Green Book is the “true” story of Dr. Don Shirley (Ali), a well-respected musician, embarking upon a tour of the south in a time where colored people were … let’s just say ‘less than full citizens’. To help with the tour, he employs a local New York tough guy, Tony ‘Lip’ Vallelonga (Mortensen) who, despite being a racist, isn’t as racist as the deep south, as a driver/bouncer for the tour. On the journey they learn from each other and become friends, despite their vast educational differences. And Tony’s racism.

Let’s get this out of the way. Green Book is not a bad movie per se. The lead characters are charming. Their dialogue is a witty banter. The actors are both amazing. The film is well-paced and designed to make you, the audience, feel good in the end. And the ultimate message, racism is bad, is obviously a good one. I enjoyed watching it, I’m sure many of you will too. It’s just that we’ve seen too many of this kind of movie. White man’s redemption arc where he learns that his black compatriot is not only human, but has dreams and hopes just like the white man. That’s where the movie falls afoul.

It’s not surprising. The movie is based off of Vallelonga’s story, which he told to his son, one of the writer’s of the film. Which means the focus is on him and not where it should have been: on Shirley. I can say this without reservation, Shirley does not get a character arc. He does not learn anything, he is a piece of Tony’s learning. And this shift of focus does the whole story a huge disservice. Because it is about winning over hearts and minds of an entire region and instead comes down to one man. It makes Shirley little more than a prop in what should be his story.

Which sucks because there is another good message in the film. It’s not only that racism is bad, it’s the method it shows its badness. Tony doesn’t just realize that black people are just like him.
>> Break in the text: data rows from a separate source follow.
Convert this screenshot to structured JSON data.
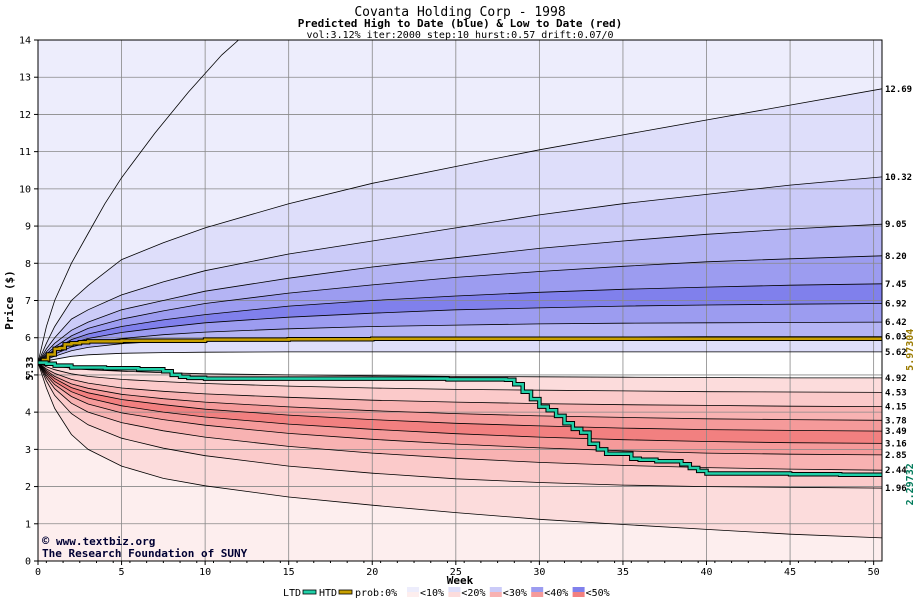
{
  "colors": {
    "background": "#ffffff",
    "grid": "#888888",
    "htd_line": "#c8a000",
    "ltd_line": "#009070",
    "blue_bands": [
      "#ededfc",
      "#dedefa",
      "#cbcbf8",
      "#b4b4f4",
      "#9c9cf0",
      "#8080ec"
    ],
    "red_bands": [
      "#fdeeee",
      "#fcdcdc",
      "#fbcaca",
      "#f8b2b2",
      "#f59a9a",
      "#f28080"
    ],
    "current_label": "#000000",
    "htd_label": "#9a7a00",
    "ltd_label": "#007a5a",
    "credit_text": "#000033"
  },
  "chart_data": {
    "type": "area",
    "title": "Covanta Holding Corp - 1998",
    "subtitle": "Predicted High to Date (blue) &  Low to Date (red)",
    "params": "vol:3.12% iter:2000 step:10 hurst:0.57 drift:0.07/0",
    "xlabel": "Week",
    "ylabel": "Price ($)",
    "xlim": [
      0,
      50.5
    ],
    "ylim": [
      0,
      14
    ],
    "x_ticks": [
      0,
      5,
      10,
      15,
      20,
      25,
      30,
      35,
      40,
      45,
      50
    ],
    "y_ticks": [
      0,
      1,
      2,
      3,
      4,
      5,
      6,
      7,
      8,
      9,
      10,
      11,
      12,
      13,
      14
    ],
    "grid": true,
    "start_price": 5.33,
    "start_label": "5.33",
    "x": [
      0,
      0.5,
      1,
      2,
      3,
      5,
      7.5,
      10,
      15,
      20,
      25,
      30,
      35,
      40,
      45,
      50.5
    ],
    "high_quantiles": [
      {
        "end_label": "12.69",
        "values": [
          5.33,
          5.85,
          6.3,
          7.0,
          7.4,
          8.1,
          8.55,
          8.95,
          9.6,
          10.15,
          10.6,
          11.05,
          11.45,
          11.85,
          12.25,
          12.69
        ]
      },
      {
        "end_label": "10.32",
        "values": [
          5.33,
          5.7,
          6.0,
          6.5,
          6.75,
          7.15,
          7.5,
          7.8,
          8.25,
          8.6,
          8.95,
          9.3,
          9.6,
          9.85,
          10.1,
          10.32
        ]
      },
      {
        "end_label": "9.05",
        "values": [
          5.33,
          5.62,
          5.85,
          6.2,
          6.42,
          6.75,
          7.0,
          7.25,
          7.6,
          7.9,
          8.15,
          8.4,
          8.6,
          8.78,
          8.92,
          9.05
        ]
      },
      {
        "end_label": "8.20",
        "values": [
          5.33,
          5.56,
          5.75,
          6.05,
          6.25,
          6.5,
          6.72,
          6.92,
          7.2,
          7.42,
          7.62,
          7.78,
          7.92,
          8.04,
          8.12,
          8.2
        ]
      },
      {
        "end_label": "7.45",
        "values": [
          5.33,
          5.52,
          5.68,
          5.95,
          6.1,
          6.3,
          6.48,
          6.62,
          6.85,
          7.0,
          7.12,
          7.22,
          7.3,
          7.36,
          7.41,
          7.45
        ]
      },
      {
        "end_label": "6.92",
        "values": [
          5.33,
          5.48,
          5.62,
          5.85,
          5.98,
          6.14,
          6.28,
          6.4,
          6.55,
          6.66,
          6.75,
          6.8,
          6.85,
          6.88,
          6.9,
          6.92
        ]
      },
      {
        "end_label": "6.42",
        "values": [
          5.33,
          5.45,
          5.56,
          5.75,
          5.86,
          5.98,
          6.08,
          6.15,
          6.24,
          6.3,
          6.34,
          6.37,
          6.39,
          6.4,
          6.41,
          6.42
        ]
      },
      {
        "end_label": "6.03",
        "values": [
          5.33,
          5.42,
          5.5,
          5.65,
          5.74,
          5.84,
          5.9,
          5.94,
          5.98,
          6.0,
          6.01,
          6.02,
          6.02,
          6.03,
          6.03,
          6.03
        ]
      },
      {
        "end_label": "5.62",
        "values": [
          5.33,
          5.38,
          5.42,
          5.5,
          5.54,
          5.58,
          5.6,
          5.61,
          5.62,
          5.62,
          5.62,
          5.62,
          5.62,
          5.62,
          5.62,
          5.62
        ]
      }
    ],
    "low_quantiles": [
      {
        "end_label": "4.92",
        "values": [
          5.33,
          5.28,
          5.24,
          5.18,
          5.14,
          5.1,
          5.06,
          5.03,
          5.0,
          4.98,
          4.96,
          4.95,
          4.94,
          4.93,
          4.92,
          4.92
        ]
      },
      {
        "end_label": "4.53",
        "values": [
          5.33,
          5.22,
          5.14,
          5.03,
          4.96,
          4.88,
          4.82,
          4.77,
          4.7,
          4.65,
          4.61,
          4.59,
          4.57,
          4.55,
          4.54,
          4.53
        ]
      },
      {
        "end_label": "4.15",
        "values": [
          5.33,
          5.16,
          5.04,
          4.88,
          4.78,
          4.65,
          4.56,
          4.49,
          4.4,
          4.32,
          4.27,
          4.23,
          4.2,
          4.18,
          4.16,
          4.15
        ]
      },
      {
        "end_label": "3.78",
        "values": [
          5.33,
          5.12,
          4.96,
          4.76,
          4.64,
          4.48,
          4.36,
          4.27,
          4.14,
          4.04,
          3.96,
          3.9,
          3.86,
          3.82,
          3.8,
          3.78
        ]
      },
      {
        "end_label": "3.49",
        "values": [
          5.33,
          5.08,
          4.9,
          4.66,
          4.52,
          4.34,
          4.2,
          4.08,
          3.92,
          3.8,
          3.7,
          3.63,
          3.57,
          3.53,
          3.51,
          3.49
        ]
      },
      {
        "end_label": "3.16",
        "values": [
          5.33,
          5.04,
          4.82,
          4.55,
          4.38,
          4.17,
          4.0,
          3.87,
          3.68,
          3.54,
          3.42,
          3.33,
          3.26,
          3.21,
          3.18,
          3.16
        ]
      },
      {
        "end_label": "2.85",
        "values": [
          5.33,
          4.99,
          4.74,
          4.42,
          4.22,
          3.98,
          3.8,
          3.65,
          3.43,
          3.27,
          3.14,
          3.04,
          2.96,
          2.9,
          2.87,
          2.85
        ]
      },
      {
        "end_label": "2.44",
        "values": [
          5.33,
          4.93,
          4.63,
          4.24,
          4.0,
          3.72,
          3.5,
          3.33,
          3.08,
          2.9,
          2.76,
          2.65,
          2.57,
          2.51,
          2.47,
          2.44
        ]
      },
      {
        "end_label": "1.96",
        "values": [
          5.33,
          4.84,
          4.45,
          3.96,
          3.66,
          3.3,
          3.03,
          2.83,
          2.55,
          2.36,
          2.21,
          2.11,
          2.04,
          2.0,
          1.98,
          1.96
        ]
      },
      {
        "end_label": "",
        "values": [
          5.33,
          4.65,
          4.1,
          3.4,
          3.0,
          2.55,
          2.22,
          2.02,
          1.72,
          1.5,
          1.3,
          1.12,
          0.98,
          0.85,
          0.72,
          0.62
        ]
      }
    ],
    "outer_high": {
      "x": [
        0,
        0.5,
        1,
        2,
        3,
        4,
        5,
        7,
        9,
        11,
        12
      ],
      "values": [
        5.33,
        6.3,
        7.0,
        8.0,
        8.8,
        9.6,
        10.3,
        11.5,
        12.6,
        13.6,
        14.0
      ]
    },
    "htd": {
      "name": "HTD",
      "end_label": "5.97304",
      "x": [
        0,
        0.3,
        0.6,
        1.0,
        1.3,
        1.6,
        2.0,
        2.5,
        3.0,
        5,
        10,
        15,
        20,
        25,
        30,
        35,
        40,
        45,
        50.5
      ],
      "values": [
        5.33,
        5.4,
        5.55,
        5.7,
        5.72,
        5.82,
        5.85,
        5.88,
        5.9,
        5.92,
        5.95,
        5.96,
        5.97,
        5.97,
        5.97,
        5.97,
        5.97,
        5.97,
        5.97
      ]
    },
    "ltd": {
      "name": "LTD",
      "end_label": "2.29732",
      "x": [
        0,
        0.5,
        1,
        2,
        4,
        6,
        7.5,
        8,
        8.5,
        9,
        10,
        15,
        20,
        24.5,
        25,
        28,
        28.5,
        29,
        29.5,
        30,
        30.5,
        31,
        31.5,
        32,
        32.5,
        33,
        33.5,
        34,
        35,
        35.5,
        36,
        37,
        38,
        38.5,
        39,
        39.5,
        40,
        45,
        48,
        50.5
      ],
      "values": [
        5.33,
        5.3,
        5.25,
        5.2,
        5.18,
        5.15,
        5.1,
        5.0,
        4.95,
        4.92,
        4.9,
        4.9,
        4.9,
        4.88,
        4.88,
        4.87,
        4.75,
        4.55,
        4.35,
        4.15,
        4.05,
        3.9,
        3.7,
        3.55,
        3.45,
        3.15,
        3.0,
        2.88,
        2.88,
        2.75,
        2.72,
        2.68,
        2.68,
        2.6,
        2.5,
        2.42,
        2.35,
        2.33,
        2.32,
        2.3
      ]
    },
    "legend": {
      "ltd": "LTD",
      "htd": "HTD",
      "prob_prefix": "prob:",
      "items": [
        "0%",
        "<10%",
        "<20%",
        "<30%",
        "<40%",
        "<50%"
      ]
    },
    "credit": {
      "site": "www.textbiz.org",
      "org": "The Research Foundation of SUNY",
      "copyright_mark": "©"
    }
  }
}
Shirley unwittingly shows him that despite his expensive upbringing, his incredible knowledge of music and language, he is still lower in the eyes of his fellow man than a poor Italian. Just because of the color of his skin. It’s a complaint we see time and time again against things like affirmative action, well I’m white and I’m still poor, what is this advantage you speak of that I get that black people don’t get? Because I don’t see it. You don’t see it because you don’t see the disadvantage. Tony clearly and forcefully sees the disadvantage, especially when he strikes a cop for calling him only “half a nigger.” I nearly cheered when Shirley yelled at him for taking offense at just that. He gets called that every day, but he doesn’t go around punching people. And if he punched a cop? You bet there’d be serious, serious complications. Add in the fact that he’s also gay, and you have a thousand more hurdles to clear just to stay in the race.

But I think we can all agree that fried chicken scene was some dumb shit. How the hell did that pass muster? They freakin put it in the trailer.

Best Picture worthy? No. A safe, safe choice? Yes. And the safe choice is never the good choice.